Approval is pending for environment 'production'.

This is expected behavior — it means your approval gates are working. The approver needs to approve the deployment in the Azure DevOps portal. Check that the approver has notification preferences set to receive email or Teams alerts for pending approvals.

"Branch 'refs/heads/feature/my-branch' is not allowed to deploy to this environment"

##[error] This pipeline can't deploy to production environment. The check for branch control failed: Branch 'refs/heads/feature/my-branch' is not allowed.

Your environment branch control is blocking deployments from non-allowed branches. This is working as intended. Only branches matching the allowed patterns (usually main and release/*) can deploy. Merge your feature branch to main first.

"Classic pipelines are disabled by organization policy"
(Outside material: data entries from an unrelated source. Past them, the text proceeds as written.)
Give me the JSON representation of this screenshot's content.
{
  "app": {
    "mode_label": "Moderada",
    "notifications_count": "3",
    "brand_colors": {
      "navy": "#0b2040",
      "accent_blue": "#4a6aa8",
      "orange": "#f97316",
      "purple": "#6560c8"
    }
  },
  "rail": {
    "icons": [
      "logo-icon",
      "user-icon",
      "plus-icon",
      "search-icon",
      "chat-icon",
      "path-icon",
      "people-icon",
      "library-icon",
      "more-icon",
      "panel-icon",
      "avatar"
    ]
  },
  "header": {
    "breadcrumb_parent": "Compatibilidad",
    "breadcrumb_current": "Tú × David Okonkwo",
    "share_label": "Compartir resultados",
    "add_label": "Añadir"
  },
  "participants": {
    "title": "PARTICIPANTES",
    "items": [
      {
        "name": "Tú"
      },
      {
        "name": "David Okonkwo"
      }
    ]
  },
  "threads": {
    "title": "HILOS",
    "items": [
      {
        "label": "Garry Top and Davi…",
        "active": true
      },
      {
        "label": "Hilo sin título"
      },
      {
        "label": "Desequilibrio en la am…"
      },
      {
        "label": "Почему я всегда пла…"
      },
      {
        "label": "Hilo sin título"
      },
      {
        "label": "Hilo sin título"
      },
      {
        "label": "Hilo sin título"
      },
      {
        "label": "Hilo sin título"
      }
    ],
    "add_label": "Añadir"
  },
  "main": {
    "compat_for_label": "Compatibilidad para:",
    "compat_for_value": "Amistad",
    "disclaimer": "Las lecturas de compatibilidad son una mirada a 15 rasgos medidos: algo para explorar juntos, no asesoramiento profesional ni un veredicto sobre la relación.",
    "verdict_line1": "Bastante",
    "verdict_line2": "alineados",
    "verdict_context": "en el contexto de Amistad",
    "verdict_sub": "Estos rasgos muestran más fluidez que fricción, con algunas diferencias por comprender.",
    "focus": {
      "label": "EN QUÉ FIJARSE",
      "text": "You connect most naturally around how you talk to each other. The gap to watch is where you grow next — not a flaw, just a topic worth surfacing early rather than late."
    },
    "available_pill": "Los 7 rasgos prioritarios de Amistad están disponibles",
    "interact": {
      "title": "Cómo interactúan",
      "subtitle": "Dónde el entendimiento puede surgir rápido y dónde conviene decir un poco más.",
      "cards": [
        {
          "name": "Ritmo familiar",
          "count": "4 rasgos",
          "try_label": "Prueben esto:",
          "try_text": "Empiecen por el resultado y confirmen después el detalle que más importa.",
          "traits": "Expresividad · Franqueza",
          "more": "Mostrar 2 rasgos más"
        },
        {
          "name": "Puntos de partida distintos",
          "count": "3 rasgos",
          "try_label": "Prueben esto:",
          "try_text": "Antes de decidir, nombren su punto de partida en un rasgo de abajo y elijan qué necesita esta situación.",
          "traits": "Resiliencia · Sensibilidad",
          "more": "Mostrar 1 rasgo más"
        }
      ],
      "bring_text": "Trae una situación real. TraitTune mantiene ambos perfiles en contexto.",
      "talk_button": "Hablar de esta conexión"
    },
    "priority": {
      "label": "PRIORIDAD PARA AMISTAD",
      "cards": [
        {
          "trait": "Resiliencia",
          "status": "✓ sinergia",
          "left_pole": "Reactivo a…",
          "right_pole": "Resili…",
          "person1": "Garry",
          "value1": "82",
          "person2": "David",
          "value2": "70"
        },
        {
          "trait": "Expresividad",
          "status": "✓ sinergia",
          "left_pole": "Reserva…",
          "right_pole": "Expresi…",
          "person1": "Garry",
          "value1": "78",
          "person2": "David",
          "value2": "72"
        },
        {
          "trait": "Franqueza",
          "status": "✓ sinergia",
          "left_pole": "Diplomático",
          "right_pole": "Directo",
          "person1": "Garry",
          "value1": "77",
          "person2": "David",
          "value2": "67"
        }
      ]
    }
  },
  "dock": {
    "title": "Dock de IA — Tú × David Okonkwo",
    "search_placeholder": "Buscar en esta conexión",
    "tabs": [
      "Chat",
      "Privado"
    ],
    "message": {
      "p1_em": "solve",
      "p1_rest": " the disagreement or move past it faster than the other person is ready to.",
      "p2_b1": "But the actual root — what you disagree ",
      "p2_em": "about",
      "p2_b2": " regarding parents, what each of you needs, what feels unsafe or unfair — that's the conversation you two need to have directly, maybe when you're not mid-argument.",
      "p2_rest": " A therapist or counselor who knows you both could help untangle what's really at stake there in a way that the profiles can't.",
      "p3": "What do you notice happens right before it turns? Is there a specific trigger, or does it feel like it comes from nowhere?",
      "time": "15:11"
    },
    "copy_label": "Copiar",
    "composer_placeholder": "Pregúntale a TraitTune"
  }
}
Error: Creation of classic build pipelines has been disabled by your organization administrator.

Your admin has enforced YAML-only pipelines. Convert the classic pipeline to YAML. This is a security control — YAML pipelines are version-controlled and reviewable, while classic pipelines are UI-configured and harder to audit.

Best Practices

  • Treat pipeline YAML like production code. Require pull request reviews for any pipeline changes. An attacker who can modify the YAML can exfiltrate every secret the pipeline has access to.

  • Never grant service connections to "all pipelines." Every service connection should be restricted to the specific pipelines that need it. The default "allow all" setting is the single most common pipeline security misconfiguration.

  • Use extends templates to enforce security controls. Individual teams cannot bypass mandatory security scans, artifact signing, or audit logging when they are baked into a required template.

  • Separate credentials by environment. Staging and production should use different service connections, different Key Vaults, and different service principals. A compromised staging pipeline should not be able to touch production.

  • Run npm ci --ignore-scripts instead of npm install. Post-install scripts in npm packages can execute arbitrary code. By skipping lifecycle scripts, you prevent supply chain attacks through compromised npm packages. Run scripts explicitly only when needed.

  • Review pipeline audit logs weekly. Automate it with the audit script above. Look for: service connection changes, permission modifications, pipeline YAML edits, and variable group updates.

  • Enable fork protection. Pull request builds from forked repositories should never have access to secrets or service connections. Azure DevOps restricts this by default, but verify the settings are not overridden.